Seward writer to discuss “Letter from Happy Valley” book at KPC

Seward writer to discuss “Letter from Happy Valley” book at KPC

A stroke of fate entered Dan Walker’s life five years ago and now, he wishes to share it with the world.

Walker will be entertaining interested guests Thursday at 6:30 p.m. at Kenai Peninsula College as part of the KPC Showcase events schedule.

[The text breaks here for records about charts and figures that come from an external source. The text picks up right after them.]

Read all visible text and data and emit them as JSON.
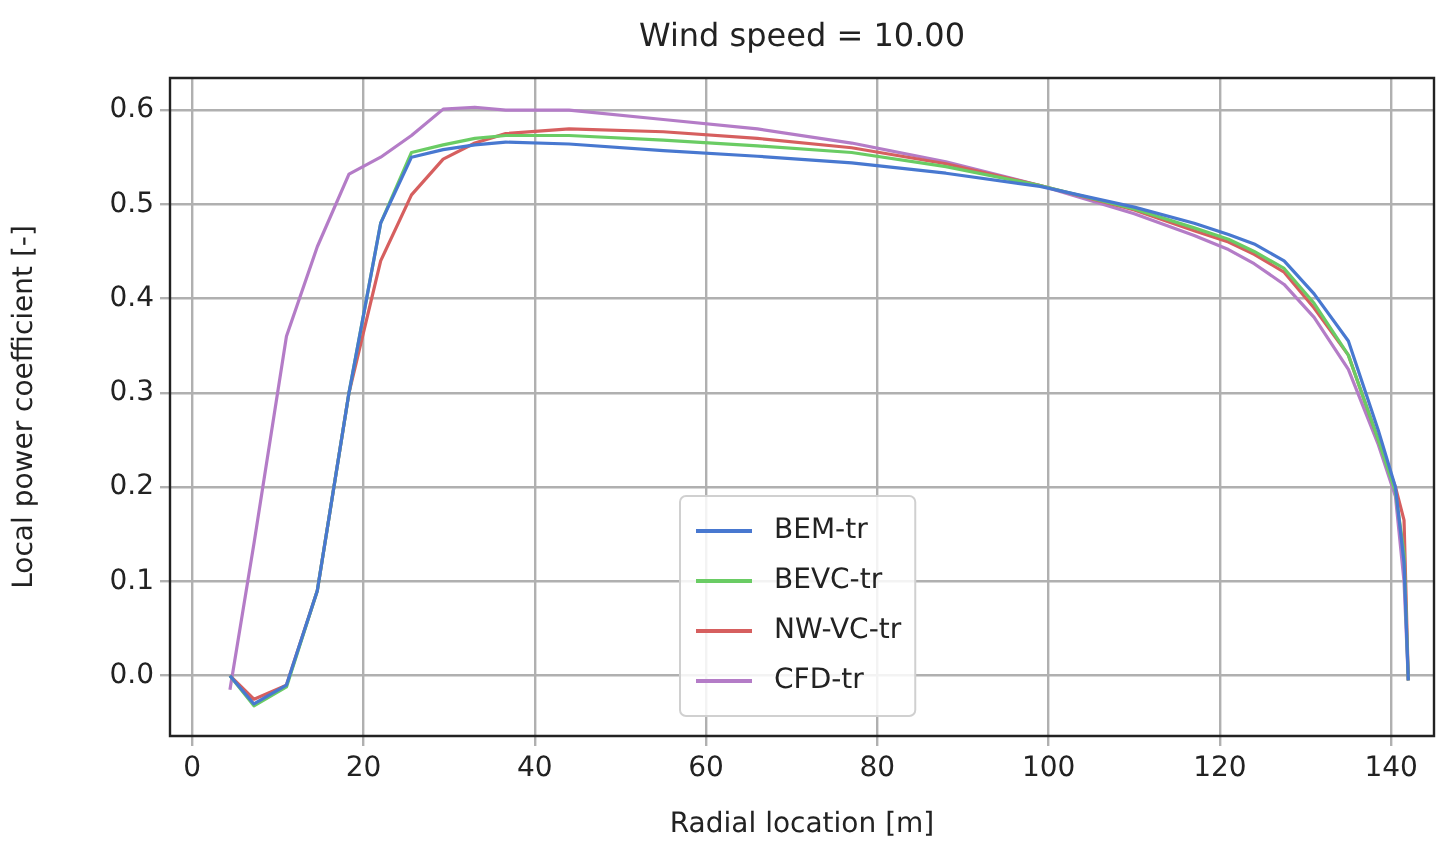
{
  "chart_data": {
    "type": "line",
    "title": "Wind speed = 10.00",
    "xlabel": "Radial location [m]",
    "ylabel": "Local power coefficient [-]",
    "x": [
      4.4,
      7.2,
      11,
      14.6,
      18.3,
      22,
      25.6,
      29.3,
      33,
      36.6,
      44,
      55,
      66,
      77,
      88,
      99,
      110,
      117,
      121,
      124,
      127.5,
      131,
      135,
      138.5,
      140.5,
      141.5,
      142
    ],
    "series": [
      {
        "name": "BEM-tr",
        "color": "#4878d0",
        "values": [
          0,
          -0.03,
          -0.01,
          0.09,
          0.3,
          0.48,
          0.55,
          0.558,
          0.563,
          0.566,
          0.564,
          0.557,
          0.551,
          0.544,
          0.533,
          0.519,
          0.497,
          0.48,
          0.468,
          0.458,
          0.44,
          0.405,
          0.355,
          0.26,
          0.2,
          0.12,
          -0.005
        ]
      },
      {
        "name": "BEVC-tr",
        "color": "#6acc64",
        "values": [
          0,
          -0.032,
          -0.012,
          0.09,
          0.3,
          0.48,
          0.555,
          0.563,
          0.57,
          0.573,
          0.573,
          0.568,
          0.562,
          0.555,
          0.54,
          0.52,
          0.495,
          0.475,
          0.463,
          0.45,
          0.432,
          0.395,
          0.34,
          0.25,
          0.195,
          0.13,
          -0.005
        ]
      },
      {
        "name": "NW-VC-tr",
        "color": "#d65f5f",
        "values": [
          0,
          -0.025,
          -0.01,
          0.09,
          0.3,
          0.44,
          0.51,
          0.548,
          0.565,
          0.575,
          0.58,
          0.577,
          0.57,
          0.56,
          0.543,
          0.52,
          0.494,
          0.472,
          0.46,
          0.447,
          0.428,
          0.39,
          0.34,
          0.25,
          0.2,
          0.165,
          -0.005
        ]
      },
      {
        "name": "CFD-tr",
        "color": "#b47cc7",
        "values": [
          -0.015,
          0.14,
          0.36,
          0.455,
          0.532,
          0.55,
          0.573,
          0.601,
          0.603,
          0.6,
          0.6,
          0.59,
          0.58,
          0.565,
          0.545,
          0.52,
          0.49,
          0.467,
          0.452,
          0.437,
          0.415,
          0.38,
          0.325,
          0.245,
          0.19,
          0.1,
          -0.005
        ]
      }
    ],
    "xlim": [
      -2.6,
      145
    ],
    "xticks": [
      0,
      20,
      40,
      60,
      80,
      100,
      120,
      140
    ],
    "ylim": [
      -0.064,
      0.634
    ],
    "yticks": [
      {
        "value": 0,
        "label": "0.0"
      },
      {
        "value": 0.1,
        "label": "0.1"
      },
      {
        "value": 0.2,
        "label": "0.2"
      },
      {
        "value": 0.3,
        "label": "0.3"
      },
      {
        "value": 0.4,
        "label": "0.4"
      },
      {
        "value": 0.5,
        "label": "0.5"
      },
      {
        "value": 0.6,
        "label": "0.6"
      }
    ],
    "grid": true,
    "legend": "bottom",
    "marker": "none",
    "line_style": "solid"
  }
}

He will share memories and take audience questions as he discusses his recently released book, “Letters from Happy Valley: Memories of an Alaska Homesteader’s Son”, published last November by Ember Press.

“It’s a rather unique project,” Walker explained. “What really makes the book is about five or six years ago, my (family) found a cache of letters my parents had written.”

Walker, a longtime teacher and writer from Seward who has authored two books — with a third on the way — received a shoebox full of old letters in the mail that his parents saved over a six-month period spanning June 1958 to January 1959, when the Walker family moved north from Ohio to settle on homesteaded property on the southern Kenai Peninsula.

Walker has lived in Seward since 1978, where he taught middle school language arts and social studies for 22 years. One of his lifetime honors was receiving the Alaska Teacher of the Year award in 1999, which gave him the opportunity to meet then President Bill Clinton.

Walker also spent 10 years working with rural schools in a teacher-mentor program, but now predominantly spends his time writing. Walker’s first book, “Secondhand Summer,” was published in 2016 and details his family’s move from the peninsula to Anchorage in the mid-1960’s.

“When ‘Secondhand Summer’ was published, I finally made the commitment to being a writer,” Walker said. “It’s like being an alcoholic, you have to stand up and admit it.”

The Walker family left Sugar Tree Ridge, Ohio in 1958 with their eye on Alaska, eventually settling in the Happy Valley area just north of Homer. During that time of great change, Walker said his parents preserved their experiences of daily life in the rugged wilderness, from building a home for the family to hunting and harvesting moose for the winter.

Walker was 11 when his father died of a heart attack and the loss of the family patriarch necessitated a move to Anchorage.

Walker said his grandmother in Ohio had kept meticulous care in keeping the letters safe on a closet shelf for years. When his grandmother passed away, the letters were passed on to Walker’s aunt, who kept them herself until her passing.

Eventually, the letters landed in the possession of Walker’s cousins, who sent them off in the mail to Alaska.

When Walker opened up the package to sort through the treasured items, he said it reignited an interest in those early years.

“It was just a curiosity at first, and when we finally opened them, it was like, wow,” he said. “We didn’t know they existed. We didn’t think they still existed on the other end.”

Walker said the letters came tethered in a three-ring binder that measured four inches thick, giving him a lot of time to peruse through his parents’ thoughts and help fill in gaps in his own memory.

“It was basically telling the story of what we were doing,” he said. “They kept journals of what we were doing, like dad building the house, and he wrote it down like he was talking to his father.”

At age 5, Walker only held vague memories of that formative period in his life, but his parent’s letters cast new perspective on what his family experienced in the early days of peninsula life, just before Alaska officially entered statehood.

“The letters came through their perspective of how things were,” he said. “I think it’ll give people a sense of what it was like, and also to help some people understand what the homestead experience was like and why did some people stay and why did some leave.”

Walker said the homesteaded land still rests in his possession, although the original cabin burned down 20 years ago, but the lasting memory of the fortitude and gumption required of his parents to forge a lifestyle in the Last Frontier will remain with him forever.

“I think my parents projected a real optimism,” he said. “They enjoyed what they were doing. That becomes very clear.”